Personal information
- National team: Canada
- Born: Glasgow, Scotland
- Died: Prince Albert, Saskatchewan

= Norman Sheldon =

Canadian soccer player

Norman Sheldon was a Scottish soccer player and hall of famer who played in Canada in the early half of the 1900s.

==Early life==
Sheldon was born in Glasgow, Scotland. He immigrated to Canada, more specifically Prince Albert, Saskatchewan, in 1906 after a junior football career in Scotland. It was the community of Prince Albert where Sheldon continued to play until 1929.

==Career==
Throughout that time period, Sheldon was chosen three times to represent Canada, however, he was only able to play for them once. He was first elected in 1912 for a tour of England. He was the only Saskatchewan soccer player to be selected for Canada. He competed against the Scots in their 1921 tour of Canada. Sheldon would play two games during that tour.
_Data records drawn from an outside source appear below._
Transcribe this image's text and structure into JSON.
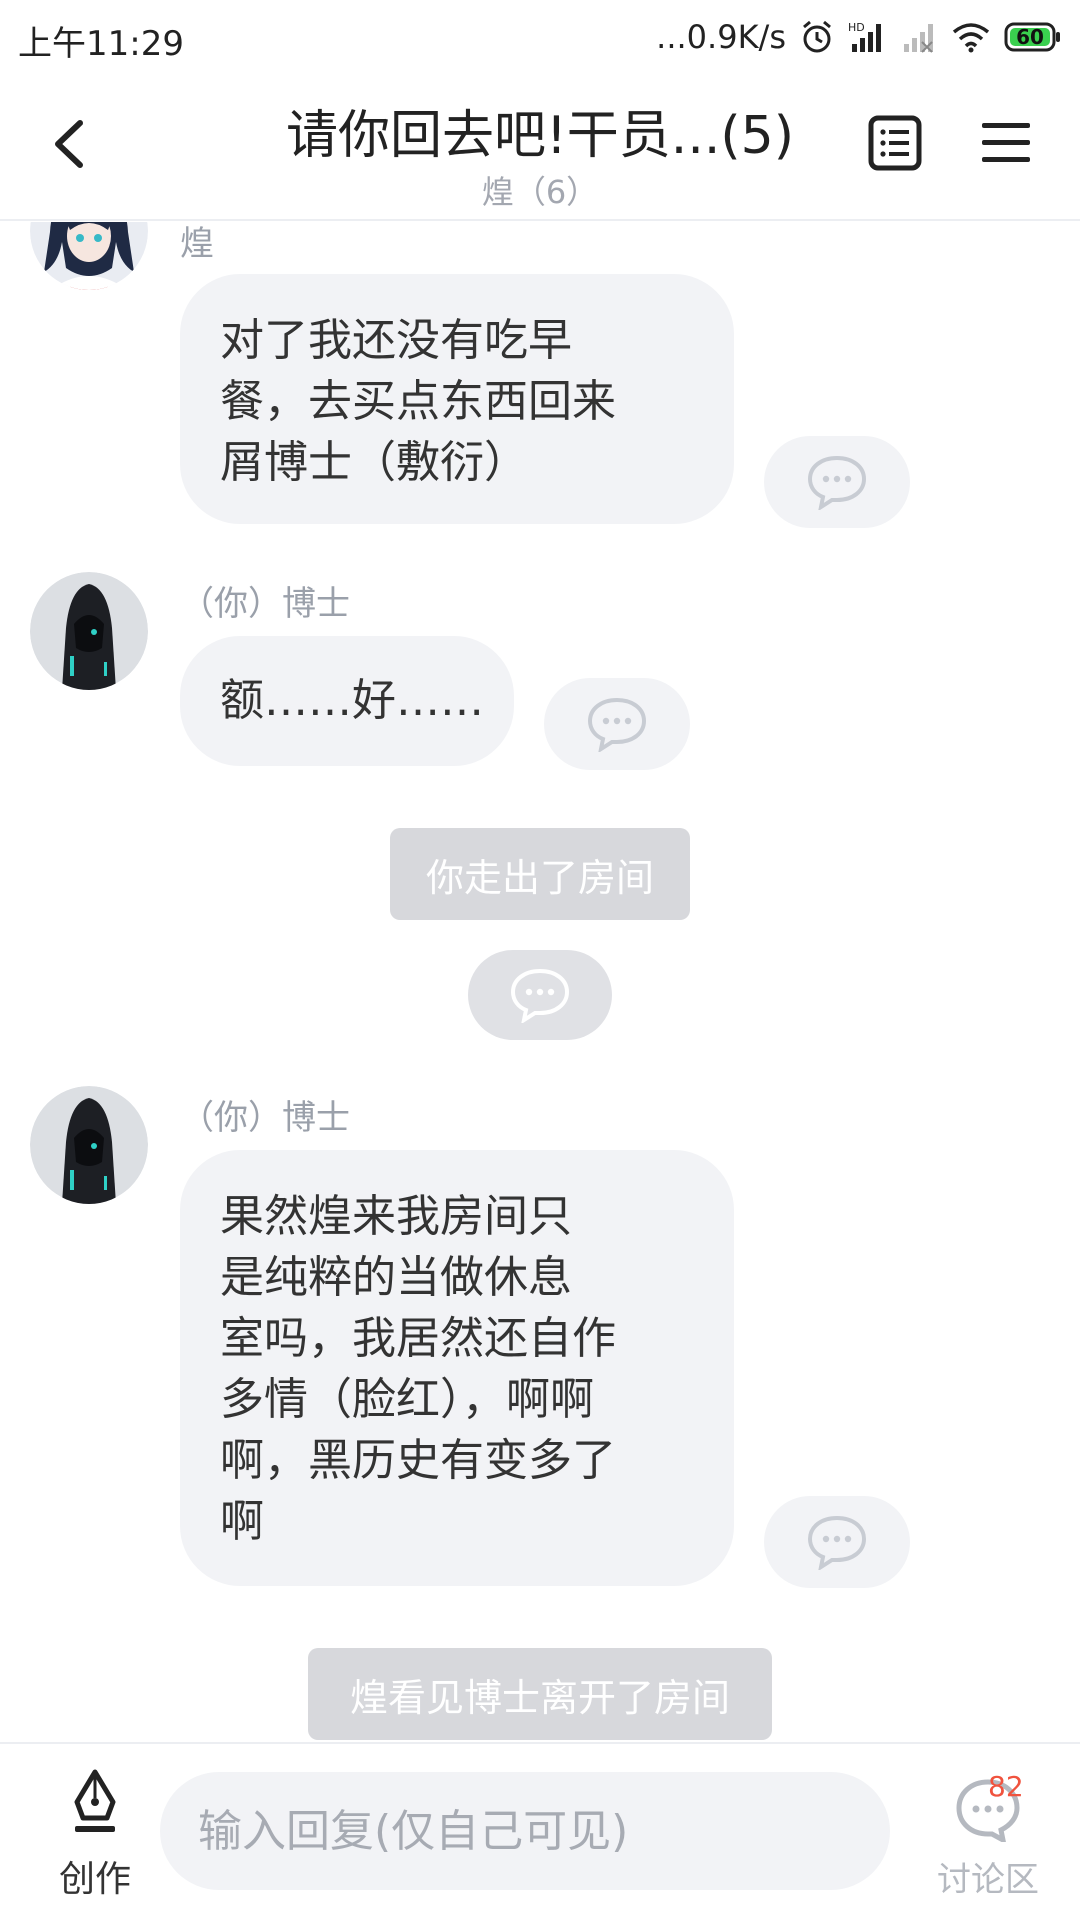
{
  "status_bar": {
    "time": "上午11:29",
    "net_speed": "...0.9K/s",
    "battery": "60"
  },
  "header": {
    "title": "请你回去吧!干员...(5)",
    "subtitle": "煌（6）"
  },
  "messages": [
    {
      "sender": "煌",
      "text": "对了我还没有吃早\n餐，去买点东西回来\n屑博士（敷衍）"
    },
    {
      "sender": "（你）博士",
      "text": "额……好……"
    },
    {
      "system": "你走出了房间"
    },
    {
      "sender": "（你）博士",
      "text": "果然煌来我房间只\n是纯粹的当做休息\n室吗，我居然还自作\n多情（脸红），啊啊\n啊，黑历史有变多了\n啊"
    },
    {
      "system": "煌看见博士离开了房间"
    }
  ],
  "bottom_bar": {
    "create_label": "创作",
    "reply_placeholder": "输入回复(仅自己可见)",
    "discuss_label": "讨论区",
    "discuss_badge": "82"
  },
  "colors": {
    "bubble": "#f2f3f6",
    "system_pill": "#d7d8dc",
    "badge": "#f0533e",
    "muted_text": "#9aa0aa"
  }
}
He would play on 28 June in Prince Albert, Saskatchewan and on 9 July in Montreal, Quebec.

An indication of Sheldon's ability is that this team was selected by the Scottish team management following their Canadian cross-country tour. In 1924, Sheldon was once again picked to be a part of Team Canada, who were facing off against Australia and New Zealand, but he didn't make the trip.

While playing every season in Saskatchewan, Sheldon played in Vancouver for two winters and each year he was selected as a member of the Vancouver All-Star Team.

Sheldon had a distinguished playing career which spanned 23 years. This is a record which has yet to be equalled in Saskatchewan provincial soccer. On 22 May 1967, Sheldon was inducted into the Saskatchewan Sports Hall of Fame. In 1989, he was inducted into the Prince Albert Sports Hall of Fame.

==Pop culture==
Sheldon was featured in the book Saskatchewan Soccer People: Martin Nash, Rob Friend, Kevin Holness, Jordan Schidlowsky, Brian Philley, Norman Sheldon, Amy Vermeulen.